United States District Court, N.D. Indiana, South Bend Division

August 7, 2017

SAMUEL DAVIS, Jr., Petitioner,
v.
SUPERINTENDENT, Respondent.

          OPINION AND ORDER

          Robert L. Miller, Jr. Judge United States District Court.

         Samuel Davis, Jr., a pro se prisoner, filed an amended habeas corpus petition challenging the prison disciplinary hearing where a Disciplinary Hearing Officer found him guilty of attempting to traffic in violation of Indiana Department of Correction policy A-111 and A-113. As a result, Mr. Davis was sanctioned with the loss of 180 days earned credit time and was demoted from Credit Class 2 to Credit Class 3. ECF 18-8.

         As a preliminary matter, the respondent argues that Mr. Davis's claims can't be considered because they are time-barred. The respondent contends that habeas corpus actions have a one-year limitations period pursuant to 28 U.S.C. § 2254, and that Mr. Davis didn't pursue his claim within this period. The respondent also concedes that the Seventh Circuit has already determined that the one-year limitations period applies to conviction, not disciplinary, habeas cases. See Cox v. McBride, 279 F.3d 492 (7th Cir. 2002). The respondent insists that our court of appeals' interpretation conflicts with that of other circuits, and should be changed. As the respondent acknowledges, this court is bound by the precedent of this circuit, and no other. The respondent may present this argument on appeal, but it won't be considered further here.

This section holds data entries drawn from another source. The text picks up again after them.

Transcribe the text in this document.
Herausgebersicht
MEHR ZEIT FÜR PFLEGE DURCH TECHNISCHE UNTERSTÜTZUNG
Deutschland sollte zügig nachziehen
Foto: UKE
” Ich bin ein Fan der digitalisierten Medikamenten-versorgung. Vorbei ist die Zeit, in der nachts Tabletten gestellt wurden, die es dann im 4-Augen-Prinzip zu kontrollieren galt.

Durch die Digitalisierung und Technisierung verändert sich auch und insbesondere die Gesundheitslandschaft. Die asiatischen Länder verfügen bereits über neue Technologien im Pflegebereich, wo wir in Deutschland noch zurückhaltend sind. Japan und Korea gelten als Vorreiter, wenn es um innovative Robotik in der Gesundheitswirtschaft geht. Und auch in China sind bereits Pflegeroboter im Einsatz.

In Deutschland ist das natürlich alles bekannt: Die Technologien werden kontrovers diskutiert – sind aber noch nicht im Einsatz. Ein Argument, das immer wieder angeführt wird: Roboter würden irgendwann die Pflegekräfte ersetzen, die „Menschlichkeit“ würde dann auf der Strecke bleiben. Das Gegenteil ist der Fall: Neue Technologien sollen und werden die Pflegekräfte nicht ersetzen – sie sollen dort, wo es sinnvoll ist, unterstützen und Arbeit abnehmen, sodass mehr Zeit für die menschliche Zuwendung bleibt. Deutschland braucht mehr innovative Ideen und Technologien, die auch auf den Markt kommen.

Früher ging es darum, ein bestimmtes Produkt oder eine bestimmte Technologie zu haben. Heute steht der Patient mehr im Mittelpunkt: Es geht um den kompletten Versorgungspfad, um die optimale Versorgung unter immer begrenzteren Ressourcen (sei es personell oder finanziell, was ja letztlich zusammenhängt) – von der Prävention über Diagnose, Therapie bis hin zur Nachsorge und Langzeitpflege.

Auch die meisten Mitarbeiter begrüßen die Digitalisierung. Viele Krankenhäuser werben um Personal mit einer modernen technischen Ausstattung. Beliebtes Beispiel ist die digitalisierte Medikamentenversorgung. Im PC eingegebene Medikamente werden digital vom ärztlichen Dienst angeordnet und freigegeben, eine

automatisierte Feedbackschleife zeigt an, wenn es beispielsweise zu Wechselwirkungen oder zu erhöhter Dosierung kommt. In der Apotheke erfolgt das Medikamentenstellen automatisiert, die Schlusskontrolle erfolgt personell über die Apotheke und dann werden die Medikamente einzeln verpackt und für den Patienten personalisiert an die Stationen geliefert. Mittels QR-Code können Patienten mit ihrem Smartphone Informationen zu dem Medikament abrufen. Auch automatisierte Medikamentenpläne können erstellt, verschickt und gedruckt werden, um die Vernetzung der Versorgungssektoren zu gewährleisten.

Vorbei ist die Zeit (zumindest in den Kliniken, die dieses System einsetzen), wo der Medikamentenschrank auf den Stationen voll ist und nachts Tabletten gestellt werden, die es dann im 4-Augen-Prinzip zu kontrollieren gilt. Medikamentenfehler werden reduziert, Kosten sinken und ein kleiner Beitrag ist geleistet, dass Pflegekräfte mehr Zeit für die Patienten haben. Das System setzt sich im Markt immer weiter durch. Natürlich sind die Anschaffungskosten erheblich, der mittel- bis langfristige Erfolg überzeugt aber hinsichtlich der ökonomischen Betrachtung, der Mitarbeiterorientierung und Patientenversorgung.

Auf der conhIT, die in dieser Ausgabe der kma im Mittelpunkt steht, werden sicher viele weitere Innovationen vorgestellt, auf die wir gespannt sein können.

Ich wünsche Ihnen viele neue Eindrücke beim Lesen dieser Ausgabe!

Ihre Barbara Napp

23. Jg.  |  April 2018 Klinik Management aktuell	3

         Much of Mr. Davis's petition is premised on his argument that the Department of Correction violated its own internal policies in imposing his discipline. The Department of Correction's failure to follow its own policy doesn't rise to the level of a constitutional violation. Estelle v. McGuire, 502 U.S. 62, 68 (1991) (“state-law violations provide no basis for federal habeas relief”). Still, the court will analyze Mr. Davis' claims to determine whether he has identified any violations of his federal rights. See Id. at 67-68 (“In conducting habeas review, a federal court is limited to deciding whether a conviction violated the Constitution, laws, or treaties of the United States”).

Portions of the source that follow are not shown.